Goldsboro Books announced the longlist for the 2025 Glass Bell Award, celebrating the very best storytelling across all genres of contemporary fiction. Now in its ninth year, the Glass Bell Award "continues to champion compelling narratives, vivid settings, and unforgettable characters, regardless of where they sit on the shelf." The longlist contains a few crime fiction-related titles such as Hunted by Abir Mukherjee, The Kellerby Code by Jonny Sweet, All the Colours of the Dark by Chris Whitaker, and The List of Suspicious Things, by Jennie Godfrey. A shortlist is expected later this summer, with the winner to be announced in September. (HT to The Rap Sheet)
The MOTIVE Crime & Mystery Festival returns to the University of Toronto this Friday, June 27, through Sunday, June 29. Special guests include Gregg Hurwitz (the Orphan X series, Lisa Unger (Close Your Eyes and Count to Ten), Uzma Jalaluddin (Detective Aunty), Jonathan Whitelaw (The Garden Club Murders), and Linwood Barclay (Whistle). There will also be other talks and panels, including some on the craft of writing crime fiction and also forensic science; Toronto Crime Tours; and an immersive murder mystery featuring live music and a full bar.
The Toledo, Ohio Public Library, which hosts the Jennifer Fisher Nancy Drew Collection, posted videos from the April 2025 Nancy Drew 95th Anniversary Convention, including such presentations as "Collecting Nancy Drew" and a talk by Stacia Deutsch, who has written under the Nancy Drew pseudonym Carolyn Keene. (HT to The Bunburyist)
It seems that almost week, there's a news story making the headlines of a woman who's gone missing and the huge manhunt to find her. What those headlines don't reveal is that those individuals are almost always white. Yet, according to the FBI, in 2020, 40% of all women and girls reported missing were people of color (Black, Hispanic, and Indigenous), despite making up just 19% of the population. This week, Via Bantam profiled six novels for CrimeReads that draw attention to the ongoing epidemic of missing women of color.
If you're a fan of MC Beaton, Hachette is offering a summer sweepstakes where you can enter for a chance to win a bundle of the first three Hamish Macbeth books plus a tote bag. There will be three prize winners in all.
On the Mystery Fanfare blog, Janet Rudolph posted a list of summer crime fiction that exudes the heat and accompanying crime of summertime (omitting most Fourth of July and Labor Day Mysteries from this list because she'll update those specific lists later thiis summer).
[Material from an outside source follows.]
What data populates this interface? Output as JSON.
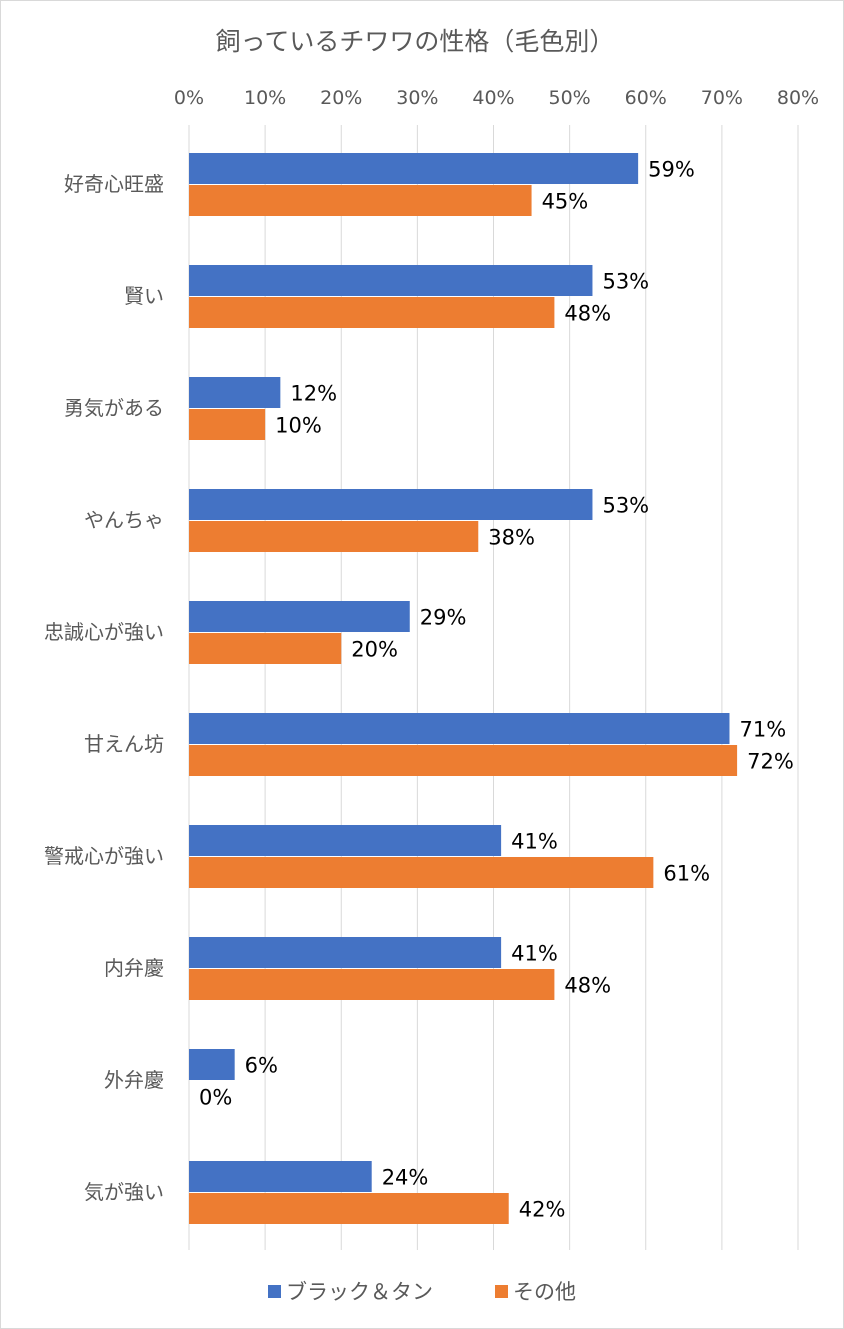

This week's crime poem up at the 5-2 is "Trump Rehires Fired Federal Workers: The Voice of Truth" by Robert Cooperman.
In the Q&A roundup, Karin Slaughter (of the Will Trent series) spoke with The Express about the real life murders that helped inspire her thrilling new crime novel, We Are All Guilty Here; also in The Express, Mark Billingham revealed the George Floyd moment that forced him to reassess his approach to the cops in his new book... and the twist that will astonish readers; in an interview with People Magazine, Laura Lippman and Megan Abbott discussed their documentary obsessions, writing about money in crime fiction, and how much of their characters come from real life; and Writers Who Kill chatted with Molly MacRae about There’ll Be Shell To Pay, the second book in MacRae’s Haunted Shell Shop mystery series.